I couldn't help but laugh and snuggled back into his chest. The rumbling from it was hypnotic.

“You mentioned watching someone bake a cake. I don’t need popcorn, but watching a cooking show with you sounds like a wonderful way to end our night.”

It felt warm and natural to be holding him in my kitchen. It certainly didn’t feel like I introduced myself to him only twelve hours ago. I took his hand and pulled him toward my living room to curl up on the couch, stopping to give Tim a scratch behind his huge black ears. “Hi Tim, did you have a good day, baby?”

“Tim?” Thomas asked, looking at the overweight creature on one of my armchairs.

“Yeah, it seemed very fitting for him.”

“So now you have a Tim and a Tom?”

“Maybe I’m making a collection,” I smirked and lifted Tim off my black fluffy blanket before I pulled my projection screen down above my fireplace and curled up on the couch.

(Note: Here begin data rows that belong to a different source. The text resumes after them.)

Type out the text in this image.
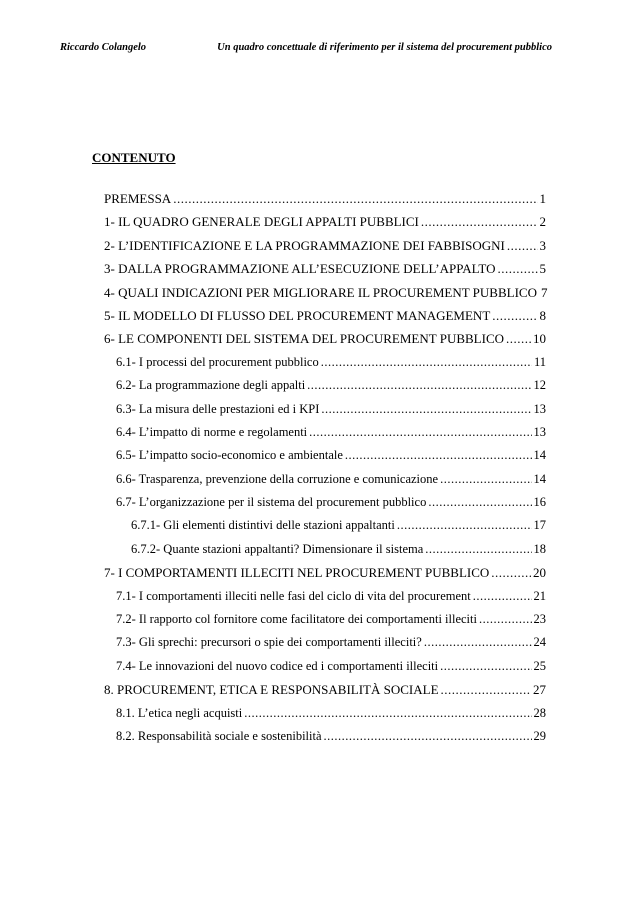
Riccardo Colangelo	Un quadro concettuale di riferimento per il sistema del procurement pubblico
CONTENUTO
PREMESSA .....	1
1- IL QUADRO GENERALE DEGLI APPALTI PUBBLICI .....	2
2- L’IDENTIFICAZIONE E LA PROGRAMMAZIONE DEI FABBISOGNI .....	3
3- DALLA PROGRAMMAZIONE ALL’ESECUZIONE DELL’APPALTO .....	5
4- QUALI INDICAZIONI PER MIGLIORARE IL PROCUREMENT PUBBLICO 7
5- IL MODELLO DI FLUSSO DEL PROCUREMENT MANAGEMENT .....	8
6- LE COMPONENTI DEL SISTEMA DEL PROCUREMENT PUBBLICO ..... 10
6.1- I processi del procurement pubblico .....	11
6.2- La programmazione degli appalti .....	12
6.3- La misura delle prestazioni ed i KPI .....	13
6.4- L’impatto di norme e regolamenti .....	13
6.5- L’impatto socio-economico e ambientale .....	14
6.6- Trasparenza, prevenzione della corruzione e comunicazione .....	14
6.7- L’organizzazione per il sistema del procurement pubblico .....	16
6.7.1- Gli elementi distintivi delle stazioni appaltanti .....	17
6.7.2- Quante stazioni appaltanti? Dimensionare il sistema .....	18
7- I COMPORTAMENTI ILLECITI NEL PROCUREMENT PUBBLICO .....	20
7.1- I comportamenti illeciti nelle fasi del ciclo di vita del procurement .....	21
7.2- Il rapporto col fornitore come facilitatore dei comportamenti illeciti .....	23
7.3- Gli sprechi: precursori o spie dei comportamenti illeciti? .....	24
7.4- Le innovazioni del nuovo codice ed i comportamenti illeciti .....	25
8. PROCUREMENT, ETICA E RESPONSABILITÀ SOCIALE .....	27
8.1. L’etica negli acquisti .....	28
8.2. Responsabilità sociale e sostenibilità .....	29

“A projector?” Thomas asked before sitting next to me and pulling my feet onto his lap, covering them back up with the blanket.

I shrugged, “I’m nothing if not a whore for aesthetics. I like being able to put it away when I’m not using it so I’m not just staring at a giant black box on my wall.” I pointed to my bookshelf to turn the projector on before setting it to a streaming cooking show. “This one okay?”

“Of course, Annabel, whatever you want.”

I burrowed down a bit into the couch, “so what is your favorite thing to cook?”

Thomas turned incredibly bashful, “would you believe me if I said that I don’t cook? I just like to watch other people do it. Especially French cooking. I miss French food.”

I laughed, “I can believe that. A mug of coffee is about the extent of my cooking most days. I get groceries delivered here but it’s not like I’m ever itching to be in the kitchen at the end of an insane work day. Most of my dinners include a sugary cereal and a glass of wine.”

“So what do you do to relax at the end of the day?” He rubbed my legs through my tights.

“I like to design clothes, I’d like to have my own line someday instead of just curating pieces.”

“Ah, so you leave your clothing business to come home and think about more clothes.” The way he delivered his comments so dryly was funny to me.

“I….” I looked around, “I read too.”

“Do you really?” He raised his dark brow at me, “Anything besides our dear Poe?”

I laughed “Okay, I read a lot of romance books. They’re a nice escape when I’m too fried to even watch tv.”

“That makes sense.”

“What do you like to read?” The chefs on the projector were panicking over how to turn a pickle into a dessert and I cringed at the one trying to make it into a funnel cake corndog type thing.

“I’ve read a little bit of everything. I enjoy meeting authors too and picking their brains. They have a different energy than most people do, I think it has something to do with the fact that they can create something out of nothing. I find it very intriguing.”

“There you are mentioning energy again, are you totally woo woo or something? Like crystal alters and all that?”

He lifted one shoulder, “we live in Quaker's Wharf, everyone here is a little woo woo, are we not? All the fun of Salem and none of the insane housing market?”

“I don’t know about that. Though I know we monetize it here. Everyone wants to think magic is real.”

“You don’t think it is?” He asked and chuckled when I groaned at the corn dog pickle thing falling apart as soon as it got out of the fryer.

“I don’t know,” I answered honestly, “I think there’s got to be more out there than just us, whether that’s aliens or sasquatches or gods or whatever; it would be very self-absorbed to think that all this is just for us, but I don’t know if that is actually magic or if it’s just a part of life that I don’t understand.”

“That was very deep.”

“What about you?” I asked, stress floating away the longer he rubbed on my legs and feet.

“There are definitely more than mortals here.”